The same procedure and substantially the same language were employed in the attempted reappraisement of all items of merchandise on the various entries involved herein which were covered by such expense lists. And in all instances, whether or not the items of merchandise were affected by expense lists, the collector reliquidated the entries according to the precise dictates of the appraising officer, and not otherwise.

On the basis of the evidence disclosed in the record before us, we are not faced with the necessity of determining on this motion what was or was not within the province of the collector on reliquidation. We are satisfied from the evidence that the collector himself made no such determination upon the reliquidation of the involved entries. The reliquidations of February 1960 were not based upon the appraise-ments of May 1958, which were finalized through the collector’s inertia, but were based entirely upon the attempted reappraisement of the merchandise covered by those entries.

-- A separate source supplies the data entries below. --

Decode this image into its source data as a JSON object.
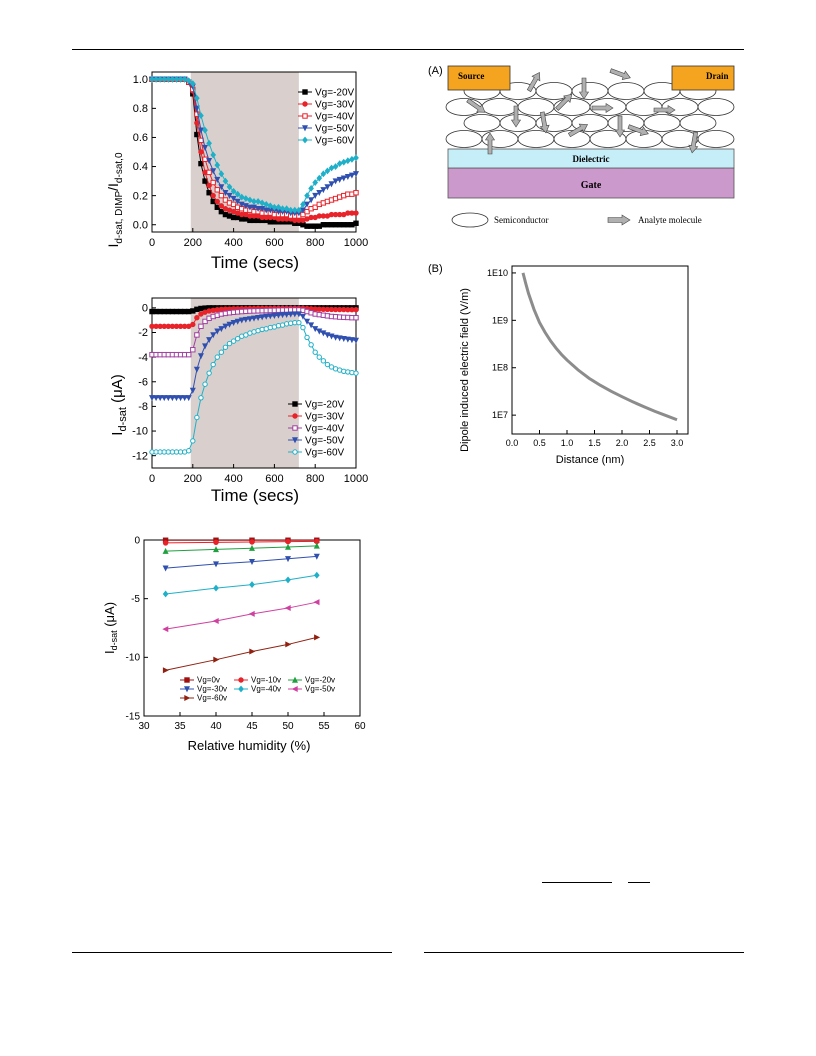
{
  "chart_data": [
    {
      "type": "line",
      "xlabel": "Time (secs)",
      "ylabel": "I d-sat, DIMP/I d-sat,0",
      "ylabel_main": "I",
      "ylabel_sub": "d-sat, DIMP",
      "ylabel_mid": "/I",
      "ylabel_sub2": "d-sat,0",
      "xlim": [
        0,
        1000
      ],
      "ylim": [
        -0.05,
        1.05
      ],
      "x_ticks": [
        "0",
        "200",
        "400",
        "600",
        "800",
        "1000"
      ],
      "y_ticks": [
        "0.0",
        "0.2",
        "0.4",
        "0.6",
        "0.8",
        "1.0"
      ],
      "shaded_region": [
        190,
        720
      ],
      "legend_position": "right",
      "x": [
        0,
        20,
        40,
        60,
        80,
        100,
        120,
        140,
        160,
        180,
        200,
        220,
        240,
        260,
        280,
        300,
        320,
        340,
        360,
        380,
        400,
        420,
        440,
        460,
        480,
        500,
        520,
        540,
        560,
        580,
        600,
        620,
        640,
        660,
        680,
        700,
        720,
        740,
        760,
        780,
        800,
        820,
        840,
        860,
        880,
        900,
        920,
        940,
        960,
        980,
        1000
      ],
      "series": [
        {
          "name": "Vg=-20V",
          "color": "#000000",
          "marker": "square-filled",
          "values": [
            1,
            1,
            1,
            1,
            1,
            1,
            1,
            1,
            1,
            0.98,
            0.9,
            0.62,
            0.42,
            0.3,
            0.22,
            0.16,
            0.12,
            0.09,
            0.07,
            0.06,
            0.05,
            0.05,
            0.04,
            0.04,
            0.03,
            0.03,
            0.03,
            0.03,
            0.03,
            0.02,
            0.02,
            0.02,
            0.02,
            0.02,
            0.02,
            0.01,
            0.01,
            0.0,
            -0.01,
            -0.01,
            -0.01,
            -0.01,
            0.0,
            0.0,
            0.0,
            0.0,
            0.0,
            0.0,
            0.0,
            0.0,
            0.01
          ]
        },
        {
          "name": "Vg=-30V",
          "color": "#e8232a",
          "marker": "circle-filled",
          "values": [
            1,
            1,
            1,
            1,
            1,
            1,
            1,
            1,
            1,
            0.98,
            0.92,
            0.7,
            0.5,
            0.36,
            0.27,
            0.2,
            0.16,
            0.13,
            0.11,
            0.1,
            0.09,
            0.08,
            0.07,
            0.07,
            0.06,
            0.06,
            0.06,
            0.05,
            0.05,
            0.05,
            0.05,
            0.04,
            0.04,
            0.04,
            0.04,
            0.03,
            0.03,
            0.03,
            0.04,
            0.05,
            0.05,
            0.06,
            0.06,
            0.06,
            0.07,
            0.07,
            0.07,
            0.07,
            0.08,
            0.08,
            0.08
          ]
        },
        {
          "name": "Vg=-40V",
          "color": "#e8232a",
          "marker": "square-open",
          "values": [
            1,
            1,
            1,
            1,
            1,
            1,
            1,
            1,
            1,
            0.98,
            0.93,
            0.76,
            0.58,
            0.45,
            0.36,
            0.29,
            0.24,
            0.2,
            0.17,
            0.15,
            0.14,
            0.12,
            0.11,
            0.1,
            0.1,
            0.09,
            0.09,
            0.08,
            0.08,
            0.08,
            0.07,
            0.07,
            0.07,
            0.07,
            0.06,
            0.06,
            0.06,
            0.07,
            0.09,
            0.11,
            0.12,
            0.14,
            0.15,
            0.16,
            0.17,
            0.18,
            0.19,
            0.2,
            0.21,
            0.21,
            0.22
          ]
        },
        {
          "name": "Vg=-50V",
          "color": "#3050b0",
          "marker": "triangle-down-filled",
          "values": [
            1,
            1,
            1,
            1,
            1,
            1,
            1,
            1,
            1,
            0.98,
            0.95,
            0.8,
            0.65,
            0.53,
            0.44,
            0.37,
            0.31,
            0.26,
            0.22,
            0.2,
            0.18,
            0.16,
            0.14,
            0.13,
            0.12,
            0.12,
            0.11,
            0.11,
            0.1,
            0.1,
            0.1,
            0.09,
            0.09,
            0.09,
            0.08,
            0.08,
            0.08,
            0.1,
            0.14,
            0.17,
            0.2,
            0.22,
            0.24,
            0.26,
            0.28,
            0.3,
            0.31,
            0.32,
            0.33,
            0.34,
            0.35
          ]
        },
        {
          "name": "Vg=-60V",
          "color": "#1fb0c8",
          "marker": "diamond-filled",
          "values": [
            1,
            1,
            1,
            1,
            1,
            1,
            1,
            1,
            1,
            0.99,
            0.97,
            0.87,
            0.75,
            0.65,
            0.56,
            0.48,
            0.41,
            0.35,
            0.3,
            0.26,
            0.23,
            0.21,
            0.19,
            0.18,
            0.17,
            0.16,
            0.16,
            0.15,
            0.14,
            0.13,
            0.12,
            0.12,
            0.11,
            0.11,
            0.1,
            0.1,
            0.1,
            0.14,
            0.2,
            0.25,
            0.29,
            0.32,
            0.35,
            0.37,
            0.39,
            0.4,
            0.42,
            0.43,
            0.44,
            0.45,
            0.46
          ]
        }
      ]
    },
    {
      "type": "line",
      "xlabel": "Time (secs)",
      "ylabel": "I d-sat (μA)",
      "ylabel_main": "I",
      "ylabel_sub": "d-sat",
      "ylabel_unit": " (μA)",
      "xlim": [
        0,
        1000
      ],
      "ylim": [
        -13,
        0.8
      ],
      "x_ticks": [
        "0",
        "200",
        "400",
        "600",
        "800",
        "1000"
      ],
      "y_ticks": [
        "0",
        "-2",
        "-4",
        "-6",
        "-8",
        "-10",
        "-12"
      ],
      "shaded_region": [
        190,
        720
      ],
      "legend_position": "bottom-right",
      "x": [
        0,
        20,
        40,
        60,
        80,
        100,
        120,
        140,
        160,
        180,
        200,
        220,
        240,
        260,
        280,
        300,
        320,
        340,
        360,
        380,
        400,
        420,
        440,
        460,
        480,
        500,
        520,
        540,
        560,
        580,
        600,
        620,
        640,
        660,
        680,
        700,
        720,
        740,
        760,
        780,
        800,
        820,
        840,
        860,
        880,
        900,
        920,
        940,
        960,
        980,
        1000
      ],
      "series": [
        {
          "name": "Vg=-20V",
          "color": "#000000",
          "marker": "square-filled",
          "values": [
            -0.3,
            -0.3,
            -0.3,
            -0.3,
            -0.3,
            -0.3,
            -0.3,
            -0.3,
            -0.3,
            -0.3,
            -0.25,
            -0.12,
            -0.05,
            -0.02,
            0,
            0,
            0,
            0,
            0,
            0,
            0,
            0,
            0,
            0,
            0,
            0,
            0,
            0,
            0,
            0,
            0,
            0,
            0,
            0,
            0,
            0,
            0,
            0,
            0,
            0,
            0,
            0,
            0,
            0,
            0,
            0,
            0,
            0,
            0,
            0,
            0
          ]
        },
        {
          "name": "Vg=-30V",
          "color": "#e8232a",
          "marker": "circle-filled",
          "values": [
            -1.5,
            -1.5,
            -1.5,
            -1.5,
            -1.5,
            -1.5,
            -1.5,
            -1.5,
            -1.5,
            -1.5,
            -1.35,
            -0.8,
            -0.5,
            -0.35,
            -0.25,
            -0.2,
            -0.15,
            -0.12,
            -0.1,
            -0.1,
            -0.08,
            -0.08,
            -0.07,
            -0.07,
            -0.06,
            -0.06,
            -0.05,
            -0.05,
            -0.05,
            -0.05,
            -0.04,
            -0.04,
            -0.04,
            -0.04,
            -0.04,
            -0.04,
            -0.04,
            -0.04,
            -0.06,
            -0.08,
            -0.1,
            -0.11,
            -0.12,
            -0.13,
            -0.13,
            -0.14,
            -0.14,
            -0.14,
            -0.15,
            -0.15,
            -0.15
          ]
        },
        {
          "name": "Vg=-40V",
          "color": "#a040a0",
          "marker": "square-open",
          "values": [
            -3.8,
            -3.8,
            -3.8,
            -3.8,
            -3.8,
            -3.8,
            -3.8,
            -3.8,
            -3.8,
            -3.8,
            -3.4,
            -2.2,
            -1.5,
            -1.1,
            -0.85,
            -0.7,
            -0.6,
            -0.5,
            -0.45,
            -0.4,
            -0.36,
            -0.33,
            -0.3,
            -0.28,
            -0.26,
            -0.25,
            -0.24,
            -0.23,
            -0.22,
            -0.21,
            -0.2,
            -0.19,
            -0.18,
            -0.18,
            -0.17,
            -0.17,
            -0.17,
            -0.2,
            -0.3,
            -0.4,
            -0.5,
            -0.55,
            -0.6,
            -0.65,
            -0.7,
            -0.72,
            -0.75,
            -0.77,
            -0.78,
            -0.8,
            -0.8
          ]
        },
        {
          "name": "Vg=-50V",
          "color": "#3050b0",
          "marker": "triangle-down-filled",
          "values": [
            -7.3,
            -7.3,
            -7.3,
            -7.3,
            -7.3,
            -7.3,
            -7.3,
            -7.3,
            -7.3,
            -7.3,
            -6.7,
            -5.0,
            -3.9,
            -3.1,
            -2.6,
            -2.2,
            -1.9,
            -1.7,
            -1.5,
            -1.35,
            -1.2,
            -1.1,
            -1.0,
            -0.95,
            -0.9,
            -0.85,
            -0.8,
            -0.75,
            -0.7,
            -0.67,
            -0.64,
            -0.6,
            -0.57,
            -0.55,
            -0.52,
            -0.5,
            -0.5,
            -0.7,
            -1.1,
            -1.4,
            -1.7,
            -1.9,
            -2.05,
            -2.2,
            -2.3,
            -2.4,
            -2.45,
            -2.5,
            -2.55,
            -2.6,
            -2.65
          ]
        },
        {
          "name": "Vg=-60V",
          "color": "#1fb0c8",
          "marker": "circle-open",
          "values": [
            -11.7,
            -11.7,
            -11.7,
            -11.7,
            -11.7,
            -11.7,
            -11.7,
            -11.7,
            -11.7,
            -11.6,
            -10.8,
            -8.9,
            -7.3,
            -6.2,
            -5.3,
            -4.6,
            -4.0,
            -3.6,
            -3.2,
            -2.9,
            -2.7,
            -2.5,
            -2.3,
            -2.2,
            -2.05,
            -1.95,
            -1.85,
            -1.75,
            -1.7,
            -1.6,
            -1.55,
            -1.45,
            -1.4,
            -1.3,
            -1.25,
            -1.2,
            -1.2,
            -1.6,
            -2.4,
            -3.0,
            -3.6,
            -4.0,
            -4.3,
            -4.6,
            -4.8,
            -4.95,
            -5.05,
            -5.15,
            -5.2,
            -5.25,
            -5.3
          ]
        }
      ]
    },
    {
      "type": "line",
      "xlabel": "Relative humidity (%)",
      "ylabel": "I d-sat (μA)",
      "ylabel_main": "I",
      "ylabel_sub": "d-sat",
      "ylabel_unit": " (μA)",
      "xlim": [
        30,
        60
      ],
      "ylim": [
        -15,
        0
      ],
      "x_ticks": [
        "30",
        "35",
        "40",
        "45",
        "50",
        "55",
        "60"
      ],
      "y_ticks": [
        "0",
        "-5",
        "-10",
        "-15"
      ],
      "legend_position": "bottom",
      "x": [
        33,
        40,
        45,
        50,
        54
      ],
      "series": [
        {
          "name": "Vg=0v",
          "color": "#a01010",
          "marker": "square-filled",
          "values": [
            -0.02,
            -0.02,
            -0.02,
            -0.02,
            -0.02
          ]
        },
        {
          "name": "Vg=-10v",
          "color": "#e8232a",
          "marker": "circle-filled",
          "values": [
            -0.25,
            -0.2,
            -0.17,
            -0.14,
            -0.12
          ]
        },
        {
          "name": "Vg=-20v",
          "color": "#20a040",
          "marker": "triangle-up-filled",
          "values": [
            -0.95,
            -0.8,
            -0.7,
            -0.6,
            -0.5
          ]
        },
        {
          "name": "Vg=-30v",
          "color": "#3050b0",
          "marker": "triangle-down-filled",
          "values": [
            -2.4,
            -2.05,
            -1.85,
            -1.6,
            -1.4
          ]
        },
        {
          "name": "Vg=-40v",
          "color": "#1fb0c8",
          "marker": "diamond-filled",
          "values": [
            -4.6,
            -4.1,
            -3.8,
            -3.4,
            -3.0
          ]
        },
        {
          "name": "Vg=-50v",
          "color": "#d040a0",
          "marker": "triangle-left-filled",
          "values": [
            -7.6,
            -6.9,
            -6.3,
            -5.8,
            -5.3
          ]
        },
        {
          "name": "Vg=-60v",
          "color": "#902010",
          "marker": "triangle-right-filled",
          "values": [
            -11.1,
            -10.2,
            -9.5,
            -8.9,
            -8.3
          ]
        }
      ]
    },
    {
      "type": "line",
      "panel_label": "(B)",
      "xlabel": "Distance (nm)",
      "ylabel": "Dipole induced electric field (V/m)",
      "xlim": [
        0,
        3.2
      ],
      "ylim": [
        4000000,
        14000000000
      ],
      "y_scale": "log",
      "x_ticks": [
        "0.0",
        "0.5",
        "1.0",
        "1.5",
        "2.0",
        "2.5",
        "3.0"
      ],
      "y_ticks": [
        "1E7",
        "1E8",
        "1E9",
        "1E10"
      ],
      "y_tick_values": [
        10000000,
        100000000,
        1000000000,
        10000000000
      ],
      "x": [
        0.2,
        0.25,
        0.3,
        0.4,
        0.5,
        0.6,
        0.7,
        0.8,
        0.9,
        1.0,
        1.2,
        1.4,
        1.6,
        1.8,
        2.0,
        2.2,
        2.4,
        2.6,
        2.8,
        3.0
      ],
      "series": [
        {
          "color": "#8c8c8c",
          "values": [
            10000000000,
            6000000000,
            3700000000,
            1700000000,
            900000000,
            560000000,
            370000000,
            260000000,
            190000000,
            145000000,
            90000000,
            60000000,
            43000000,
            32000000,
            24500000,
            19000000,
            15000000,
            12000000,
            9800000,
            8000000
          ]
        }
      ]
    }
  ],
  "diagram_a": {
    "panel_label": "(A)",
    "source_label": "Source",
    "drain_label": "Drain",
    "dielectric_label": "Dielectric",
    "gate_label": "Gate",
    "legend_semiconductor": "Semiconductor",
    "legend_analyte": "Analyte molecule",
    "colors": {
      "electrode": "#f5a41f",
      "dielectric": "#c6eef8",
      "gate": "#cc99cc"
    }
  }
}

We use the term “attempted reappraisment” in connection with the reliquidations under review advisedly because it is settled law that, under the circumstances attendant upon this record, there could be but one appraisement for each of the involved entries, namely, the appraisements of May 1958. United States v. Bennett, 2 Ct. Cust. Appls. 249, 252, T.D. 31975; see also United States v. Morewood, 94 Fed. 639. Consequently, the attempted reappraisements of the merchandise covered by the entries at bar and the reliquidations predicated thereupon come within the principle enunciated by the court in United States v. Calhoun, 184 Fed. 499, affirmed 215 Fed. 709, wherein the court said, at page 503:

Therefore, from every point of view, even from the very scheme and structure of the whole system, it is apparent that the reliquidation of the collector cannot include a reappraisal, but must proceed upon the basis of the old appraisal.

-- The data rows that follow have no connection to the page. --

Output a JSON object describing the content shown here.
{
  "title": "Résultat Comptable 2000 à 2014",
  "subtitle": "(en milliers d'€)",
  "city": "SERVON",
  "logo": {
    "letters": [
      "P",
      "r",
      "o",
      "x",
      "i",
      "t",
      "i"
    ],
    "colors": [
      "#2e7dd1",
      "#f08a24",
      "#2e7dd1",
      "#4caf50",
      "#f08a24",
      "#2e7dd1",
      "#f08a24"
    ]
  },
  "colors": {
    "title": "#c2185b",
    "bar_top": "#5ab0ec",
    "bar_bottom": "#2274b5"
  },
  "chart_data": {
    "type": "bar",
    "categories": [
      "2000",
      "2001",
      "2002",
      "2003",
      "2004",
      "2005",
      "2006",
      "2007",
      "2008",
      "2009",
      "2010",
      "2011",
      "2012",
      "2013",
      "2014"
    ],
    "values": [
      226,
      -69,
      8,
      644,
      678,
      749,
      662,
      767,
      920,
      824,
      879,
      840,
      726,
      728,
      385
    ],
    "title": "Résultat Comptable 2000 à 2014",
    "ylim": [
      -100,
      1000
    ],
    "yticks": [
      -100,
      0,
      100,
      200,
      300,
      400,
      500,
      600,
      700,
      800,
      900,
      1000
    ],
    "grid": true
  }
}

In the instant case, this principle of law was honored more in the breach than in the observance. Therefore, plaintiffs’ motion is granted, and defendant’s motion is dismissed as having become moot by reason of the disposition of plaintiffs’ motion. Judgment will be entered hereupon, invalidating and setting aside the reliquidation of all entries, covered by the protests herein, that were made by the collector at the port of Laredo, Tex., on February 18,1960, and directing said collector to make refund of duties to the plaintiffs accordingly.

(*Peso equivalent in Mexican currency for appraised item marked “X” above.)